Thank you Lord for letting me see that lone strand of hair and remembering that you are carrying me and I am not alone. You are more than enough for me. In all things, I continue to praise and worship you. 
 
No matter what your circumstances are, remember that you are not alone, no matter how bad the pain, the sorrow, the angst, you are not alone, you must believe that up above, the healer of all healers, the lover of your soul, the Master, our Holy Father is embracing and comforting you. You may not feel it now but you will. Trust me you will. Do not despair.  He is more than enough.  Yes; he's more than enough for you.

Sunday, January 12, 2014

DEFEAT

My first cycle of chemotherapy was on December 30th, 2013.  Thanks to my work mother Barbara Capella for surprising me by showing up with my goodie bag and for providing emotional support to me, my hubby and my Mommy. 

I rang in the New Year curled up on my sofa wrapped up in blankets in pain.
Nope! I won't be defeated.

Day 3 after chemo, I started to experience horrible bone pain I wouldn't wish on nobody, muscle & joint pain, fatigue, generalized weakness, skin pain, dry skin, skin discoloration, intense stomach pain; I'm short of breath climbing stairs, my mouth is dry, I lost my sense of taste.
Nope! I won't be defeated.

One week after chemo, I was diagnosed with shingles.  For real.  Shingles.  What the hell???  My feet tingle, my balance is off, I'm not able to comfortably wear my heels.  My heels are my fashion signature.
Nope! I won't be defeated.

On Friday night, I had my first ever true nosebleed. Saturday morning, I woke up at 4 am with a nosebleed that was pretty intense.  I hit up my prayer group "Daughters of Grace". They have been uplifting me in prayer every morning at 5:30am.  Our God is an answering God!!
Of course! I won't be defeated.

Today, Sunday 1/12/14 I was chilling with some friends who came to visit and I felt something in my right eye, it was a couple of strands of hair. I ran my fingers through my hair and I said to my husband and friends " E don set ooo.  My hair is falling out". 

It's official. I'm going through chemotherapy for breast cancer.

My lower lip quivered, my eyes welled up.  I excused myself for a brief moment.  I went to the bathroom.  Looked at my already very short haircut, instinctively ran my fingers through my scalp and more hair was in my hand.
Tears, sadness, reality.  This is my reality.
Am I going to be defeated? 

I'm tired.  I have hopefully just 3 more cycles, then 8 rounds of radiation.  Others before me have done this.  Others after me will do this.  I wouldn't wish this on nobody.

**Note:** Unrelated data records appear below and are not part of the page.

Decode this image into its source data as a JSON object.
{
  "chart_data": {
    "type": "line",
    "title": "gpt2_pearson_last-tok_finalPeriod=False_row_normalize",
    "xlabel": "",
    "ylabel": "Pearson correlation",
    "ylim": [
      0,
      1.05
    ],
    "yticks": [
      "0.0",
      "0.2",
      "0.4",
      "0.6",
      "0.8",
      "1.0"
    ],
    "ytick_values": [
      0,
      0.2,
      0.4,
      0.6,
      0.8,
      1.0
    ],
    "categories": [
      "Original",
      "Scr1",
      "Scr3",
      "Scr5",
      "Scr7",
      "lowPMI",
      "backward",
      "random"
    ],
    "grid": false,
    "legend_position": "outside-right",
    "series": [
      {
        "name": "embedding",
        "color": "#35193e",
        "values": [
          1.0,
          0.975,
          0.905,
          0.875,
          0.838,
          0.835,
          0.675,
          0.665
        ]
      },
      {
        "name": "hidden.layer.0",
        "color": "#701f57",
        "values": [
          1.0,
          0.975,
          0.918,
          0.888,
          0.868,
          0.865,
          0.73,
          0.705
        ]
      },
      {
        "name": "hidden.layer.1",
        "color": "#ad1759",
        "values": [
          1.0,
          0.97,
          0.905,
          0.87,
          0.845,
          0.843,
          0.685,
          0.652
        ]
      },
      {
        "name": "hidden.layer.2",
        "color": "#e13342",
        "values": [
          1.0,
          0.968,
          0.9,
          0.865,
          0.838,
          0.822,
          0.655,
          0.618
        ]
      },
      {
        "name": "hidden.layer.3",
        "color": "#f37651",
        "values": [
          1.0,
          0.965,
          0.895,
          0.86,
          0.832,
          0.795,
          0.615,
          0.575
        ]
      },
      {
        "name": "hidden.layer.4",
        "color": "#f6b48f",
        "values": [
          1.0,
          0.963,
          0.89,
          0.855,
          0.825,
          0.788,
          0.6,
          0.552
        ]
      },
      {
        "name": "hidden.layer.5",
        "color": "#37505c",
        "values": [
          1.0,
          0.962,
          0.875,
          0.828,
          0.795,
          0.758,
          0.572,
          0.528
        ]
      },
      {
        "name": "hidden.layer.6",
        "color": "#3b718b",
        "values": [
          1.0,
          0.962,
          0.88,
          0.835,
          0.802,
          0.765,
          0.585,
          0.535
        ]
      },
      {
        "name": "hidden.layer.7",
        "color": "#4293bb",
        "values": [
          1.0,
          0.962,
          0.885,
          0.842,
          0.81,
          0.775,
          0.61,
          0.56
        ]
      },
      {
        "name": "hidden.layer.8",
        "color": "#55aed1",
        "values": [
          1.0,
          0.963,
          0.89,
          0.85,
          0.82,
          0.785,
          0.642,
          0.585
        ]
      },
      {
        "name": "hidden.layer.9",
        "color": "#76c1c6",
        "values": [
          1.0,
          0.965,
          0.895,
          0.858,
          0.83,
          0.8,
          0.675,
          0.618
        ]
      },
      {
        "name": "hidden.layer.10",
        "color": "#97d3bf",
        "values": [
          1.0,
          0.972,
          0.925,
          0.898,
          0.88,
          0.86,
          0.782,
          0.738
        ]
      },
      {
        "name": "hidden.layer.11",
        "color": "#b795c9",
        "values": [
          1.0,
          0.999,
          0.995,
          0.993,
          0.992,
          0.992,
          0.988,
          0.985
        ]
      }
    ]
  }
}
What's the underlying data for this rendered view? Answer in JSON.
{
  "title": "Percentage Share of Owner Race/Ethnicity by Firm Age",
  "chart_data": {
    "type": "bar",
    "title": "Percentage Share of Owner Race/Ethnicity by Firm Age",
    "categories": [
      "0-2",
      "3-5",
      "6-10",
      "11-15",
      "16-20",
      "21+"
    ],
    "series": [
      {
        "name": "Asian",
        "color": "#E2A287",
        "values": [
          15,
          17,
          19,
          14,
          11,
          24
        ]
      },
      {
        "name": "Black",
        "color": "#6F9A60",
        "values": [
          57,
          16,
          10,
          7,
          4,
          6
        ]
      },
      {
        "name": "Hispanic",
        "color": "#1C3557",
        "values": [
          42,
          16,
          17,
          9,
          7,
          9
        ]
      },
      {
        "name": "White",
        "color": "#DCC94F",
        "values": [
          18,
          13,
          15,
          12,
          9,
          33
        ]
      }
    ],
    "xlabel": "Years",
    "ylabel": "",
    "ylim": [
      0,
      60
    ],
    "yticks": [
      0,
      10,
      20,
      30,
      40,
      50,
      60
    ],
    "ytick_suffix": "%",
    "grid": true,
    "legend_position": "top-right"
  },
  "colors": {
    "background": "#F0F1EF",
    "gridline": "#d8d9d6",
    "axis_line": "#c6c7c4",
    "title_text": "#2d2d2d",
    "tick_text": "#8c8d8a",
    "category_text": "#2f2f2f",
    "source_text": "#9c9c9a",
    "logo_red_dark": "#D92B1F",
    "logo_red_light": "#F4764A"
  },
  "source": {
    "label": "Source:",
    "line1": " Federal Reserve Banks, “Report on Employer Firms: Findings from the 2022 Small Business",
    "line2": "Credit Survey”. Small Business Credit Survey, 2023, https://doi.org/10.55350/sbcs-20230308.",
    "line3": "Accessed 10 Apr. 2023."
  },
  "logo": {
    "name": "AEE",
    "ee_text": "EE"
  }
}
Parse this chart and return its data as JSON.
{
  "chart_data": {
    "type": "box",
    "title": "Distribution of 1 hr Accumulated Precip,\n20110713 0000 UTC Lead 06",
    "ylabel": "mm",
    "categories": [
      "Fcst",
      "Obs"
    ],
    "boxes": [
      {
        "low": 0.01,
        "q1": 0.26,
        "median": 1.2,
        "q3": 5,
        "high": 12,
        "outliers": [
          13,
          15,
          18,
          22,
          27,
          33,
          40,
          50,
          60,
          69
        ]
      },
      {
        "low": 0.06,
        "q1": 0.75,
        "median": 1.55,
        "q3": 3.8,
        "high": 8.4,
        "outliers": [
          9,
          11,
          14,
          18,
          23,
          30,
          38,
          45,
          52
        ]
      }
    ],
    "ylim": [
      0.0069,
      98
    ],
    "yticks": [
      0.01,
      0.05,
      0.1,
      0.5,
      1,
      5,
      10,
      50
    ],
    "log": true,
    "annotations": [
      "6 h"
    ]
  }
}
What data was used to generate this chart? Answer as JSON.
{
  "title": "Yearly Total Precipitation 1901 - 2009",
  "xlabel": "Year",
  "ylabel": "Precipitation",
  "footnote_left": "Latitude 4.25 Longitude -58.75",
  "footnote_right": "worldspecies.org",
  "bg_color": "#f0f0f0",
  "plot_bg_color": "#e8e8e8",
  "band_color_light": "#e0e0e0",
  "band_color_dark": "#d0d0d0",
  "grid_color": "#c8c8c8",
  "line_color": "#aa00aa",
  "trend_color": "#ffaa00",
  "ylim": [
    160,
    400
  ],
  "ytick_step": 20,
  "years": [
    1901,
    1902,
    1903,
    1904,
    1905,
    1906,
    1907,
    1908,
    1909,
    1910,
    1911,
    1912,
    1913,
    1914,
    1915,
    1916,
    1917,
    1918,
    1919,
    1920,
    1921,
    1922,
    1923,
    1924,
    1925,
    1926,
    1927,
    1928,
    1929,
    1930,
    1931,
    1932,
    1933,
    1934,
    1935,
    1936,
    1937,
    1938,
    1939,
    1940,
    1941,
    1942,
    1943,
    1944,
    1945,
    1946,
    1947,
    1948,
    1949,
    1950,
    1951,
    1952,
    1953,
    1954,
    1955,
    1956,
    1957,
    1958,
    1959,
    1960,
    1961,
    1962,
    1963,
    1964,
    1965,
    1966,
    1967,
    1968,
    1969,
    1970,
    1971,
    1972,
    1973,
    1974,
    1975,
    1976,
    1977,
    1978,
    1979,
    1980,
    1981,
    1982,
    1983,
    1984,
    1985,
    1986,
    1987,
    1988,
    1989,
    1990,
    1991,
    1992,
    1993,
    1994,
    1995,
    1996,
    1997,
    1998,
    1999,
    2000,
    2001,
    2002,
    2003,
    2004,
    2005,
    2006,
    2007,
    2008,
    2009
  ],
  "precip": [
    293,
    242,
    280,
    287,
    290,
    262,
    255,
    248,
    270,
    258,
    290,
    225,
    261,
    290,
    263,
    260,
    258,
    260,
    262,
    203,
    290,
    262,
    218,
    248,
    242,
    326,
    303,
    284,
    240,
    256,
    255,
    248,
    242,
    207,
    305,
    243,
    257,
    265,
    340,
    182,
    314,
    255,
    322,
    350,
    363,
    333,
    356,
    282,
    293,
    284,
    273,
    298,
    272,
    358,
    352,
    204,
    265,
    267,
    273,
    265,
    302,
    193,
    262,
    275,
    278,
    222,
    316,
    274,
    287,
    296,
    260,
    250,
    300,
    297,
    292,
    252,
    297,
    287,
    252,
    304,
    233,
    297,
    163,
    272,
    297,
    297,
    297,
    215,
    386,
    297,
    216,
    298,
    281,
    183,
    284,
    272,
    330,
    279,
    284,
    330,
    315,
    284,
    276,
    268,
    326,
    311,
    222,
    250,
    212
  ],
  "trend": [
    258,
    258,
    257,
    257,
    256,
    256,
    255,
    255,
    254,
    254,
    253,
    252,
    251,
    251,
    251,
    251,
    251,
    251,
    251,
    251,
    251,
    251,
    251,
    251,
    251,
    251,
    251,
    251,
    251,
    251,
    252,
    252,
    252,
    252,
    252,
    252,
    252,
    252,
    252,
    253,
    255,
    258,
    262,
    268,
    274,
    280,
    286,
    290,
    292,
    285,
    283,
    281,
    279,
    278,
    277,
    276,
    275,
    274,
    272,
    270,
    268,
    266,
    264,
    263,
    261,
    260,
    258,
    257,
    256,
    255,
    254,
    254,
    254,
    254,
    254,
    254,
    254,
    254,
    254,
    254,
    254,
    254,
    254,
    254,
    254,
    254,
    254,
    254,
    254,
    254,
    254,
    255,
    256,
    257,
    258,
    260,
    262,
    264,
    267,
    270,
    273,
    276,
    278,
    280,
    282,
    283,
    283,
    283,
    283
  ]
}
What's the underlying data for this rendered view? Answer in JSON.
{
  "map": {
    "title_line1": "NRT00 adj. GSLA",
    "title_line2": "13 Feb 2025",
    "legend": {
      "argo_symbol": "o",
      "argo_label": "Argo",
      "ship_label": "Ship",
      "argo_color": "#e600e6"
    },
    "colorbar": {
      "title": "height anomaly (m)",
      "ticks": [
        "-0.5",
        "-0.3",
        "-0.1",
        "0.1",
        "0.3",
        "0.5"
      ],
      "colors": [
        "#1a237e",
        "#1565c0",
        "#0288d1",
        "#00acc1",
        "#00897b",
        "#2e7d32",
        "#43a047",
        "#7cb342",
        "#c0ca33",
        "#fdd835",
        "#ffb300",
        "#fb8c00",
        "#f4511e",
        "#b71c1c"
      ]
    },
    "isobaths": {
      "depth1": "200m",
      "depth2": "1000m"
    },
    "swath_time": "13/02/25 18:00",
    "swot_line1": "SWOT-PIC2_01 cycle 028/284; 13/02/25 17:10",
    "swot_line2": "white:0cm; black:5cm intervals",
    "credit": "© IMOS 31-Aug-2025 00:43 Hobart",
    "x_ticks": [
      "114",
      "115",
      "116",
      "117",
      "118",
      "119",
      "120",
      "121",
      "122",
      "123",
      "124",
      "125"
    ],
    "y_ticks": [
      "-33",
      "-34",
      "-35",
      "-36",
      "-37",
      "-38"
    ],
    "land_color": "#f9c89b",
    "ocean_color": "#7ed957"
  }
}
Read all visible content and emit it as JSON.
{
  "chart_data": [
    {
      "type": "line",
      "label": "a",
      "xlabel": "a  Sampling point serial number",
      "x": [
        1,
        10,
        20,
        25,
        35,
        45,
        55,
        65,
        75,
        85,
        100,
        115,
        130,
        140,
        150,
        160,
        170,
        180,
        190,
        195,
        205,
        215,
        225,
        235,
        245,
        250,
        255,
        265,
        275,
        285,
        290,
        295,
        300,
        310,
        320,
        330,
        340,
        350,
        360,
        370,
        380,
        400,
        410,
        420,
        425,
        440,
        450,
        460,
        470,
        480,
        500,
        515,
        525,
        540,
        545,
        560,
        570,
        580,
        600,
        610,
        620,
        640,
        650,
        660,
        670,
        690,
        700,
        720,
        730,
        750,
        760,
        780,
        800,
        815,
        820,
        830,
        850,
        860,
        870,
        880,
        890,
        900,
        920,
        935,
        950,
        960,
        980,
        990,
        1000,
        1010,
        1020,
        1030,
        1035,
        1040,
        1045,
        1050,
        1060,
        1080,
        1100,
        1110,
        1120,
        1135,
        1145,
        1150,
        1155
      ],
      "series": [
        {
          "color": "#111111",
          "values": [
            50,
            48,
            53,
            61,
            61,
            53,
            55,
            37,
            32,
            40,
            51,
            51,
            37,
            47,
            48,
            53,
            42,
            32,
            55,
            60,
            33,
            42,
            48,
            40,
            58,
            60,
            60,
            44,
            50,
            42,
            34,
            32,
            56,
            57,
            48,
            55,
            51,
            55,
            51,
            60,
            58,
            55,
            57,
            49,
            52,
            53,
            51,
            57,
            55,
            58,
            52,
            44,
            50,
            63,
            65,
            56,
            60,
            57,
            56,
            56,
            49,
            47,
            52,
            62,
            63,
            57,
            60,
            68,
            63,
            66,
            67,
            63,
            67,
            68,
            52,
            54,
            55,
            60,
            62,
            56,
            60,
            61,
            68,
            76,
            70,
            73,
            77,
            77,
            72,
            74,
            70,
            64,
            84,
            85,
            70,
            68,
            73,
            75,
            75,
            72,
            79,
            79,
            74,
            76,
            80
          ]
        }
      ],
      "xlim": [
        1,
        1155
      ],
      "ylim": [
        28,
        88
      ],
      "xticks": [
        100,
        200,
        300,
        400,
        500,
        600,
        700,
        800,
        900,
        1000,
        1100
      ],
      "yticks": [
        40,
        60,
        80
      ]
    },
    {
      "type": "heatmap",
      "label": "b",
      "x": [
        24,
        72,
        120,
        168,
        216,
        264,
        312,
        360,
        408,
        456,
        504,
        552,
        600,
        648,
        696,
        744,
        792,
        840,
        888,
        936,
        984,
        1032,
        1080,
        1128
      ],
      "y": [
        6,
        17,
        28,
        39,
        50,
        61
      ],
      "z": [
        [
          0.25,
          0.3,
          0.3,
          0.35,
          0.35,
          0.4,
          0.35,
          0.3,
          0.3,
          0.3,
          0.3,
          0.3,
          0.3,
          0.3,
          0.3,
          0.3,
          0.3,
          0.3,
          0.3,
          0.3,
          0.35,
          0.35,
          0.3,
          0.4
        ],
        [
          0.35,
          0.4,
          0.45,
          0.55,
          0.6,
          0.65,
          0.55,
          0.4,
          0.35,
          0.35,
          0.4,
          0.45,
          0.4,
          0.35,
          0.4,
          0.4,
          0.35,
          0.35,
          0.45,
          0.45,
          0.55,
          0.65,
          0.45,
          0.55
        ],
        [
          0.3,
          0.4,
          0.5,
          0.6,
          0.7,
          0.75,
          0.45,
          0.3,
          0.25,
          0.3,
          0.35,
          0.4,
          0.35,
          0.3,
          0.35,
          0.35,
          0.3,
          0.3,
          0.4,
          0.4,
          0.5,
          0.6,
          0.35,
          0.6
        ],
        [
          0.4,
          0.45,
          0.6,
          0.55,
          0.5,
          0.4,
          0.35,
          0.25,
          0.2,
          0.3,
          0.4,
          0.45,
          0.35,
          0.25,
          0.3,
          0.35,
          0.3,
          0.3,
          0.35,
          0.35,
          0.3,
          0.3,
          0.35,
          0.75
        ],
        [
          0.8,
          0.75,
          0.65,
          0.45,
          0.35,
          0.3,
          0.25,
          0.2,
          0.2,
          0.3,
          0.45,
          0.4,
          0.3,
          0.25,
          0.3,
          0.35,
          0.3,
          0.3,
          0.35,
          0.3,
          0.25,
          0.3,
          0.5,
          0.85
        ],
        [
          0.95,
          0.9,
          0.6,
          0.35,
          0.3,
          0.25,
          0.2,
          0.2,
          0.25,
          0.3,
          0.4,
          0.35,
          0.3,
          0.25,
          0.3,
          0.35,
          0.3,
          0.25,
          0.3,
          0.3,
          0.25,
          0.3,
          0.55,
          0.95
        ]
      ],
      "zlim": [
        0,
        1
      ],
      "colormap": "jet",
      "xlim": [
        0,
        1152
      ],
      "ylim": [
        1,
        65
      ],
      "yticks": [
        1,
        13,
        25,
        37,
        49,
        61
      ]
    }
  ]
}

I don't have a choice. 
I won't be defeated.  I refuse to accept defeat.

Lately, I've been meditating on 1 Peter 5:6-11 and my favorite verses are 7 & 10 which read;
Casting all your care upon him; for he careth for you.
But the God of all grace who hath called us into his eternal glory by Christ Jesus, after you have suffered for a while, will make you perfect, stablish, strengthen, settle you.
 
Believe it or not whenever I read it and think about it, It makes me smile!!!  The promises!  So many promises and all I gotta do is trust & obey.

Thanks for the prayers, calls, shout outs, inspiring messages, I am humbled and immensely grateful.  This is not a journey that one should take alone.  I pray for those who are going through difficult times to be sent the blessings of a support system that I myself have been blessed to have.

Happy 12th day of the New Year 2014, stay well, stay blessed and p.s. CHECK YOUR BREASTS.

Chidinma
 
 
 1st day of chemotherapy.  On my way to "Permanent healing". Of course Mommy was there! Just love her!!!!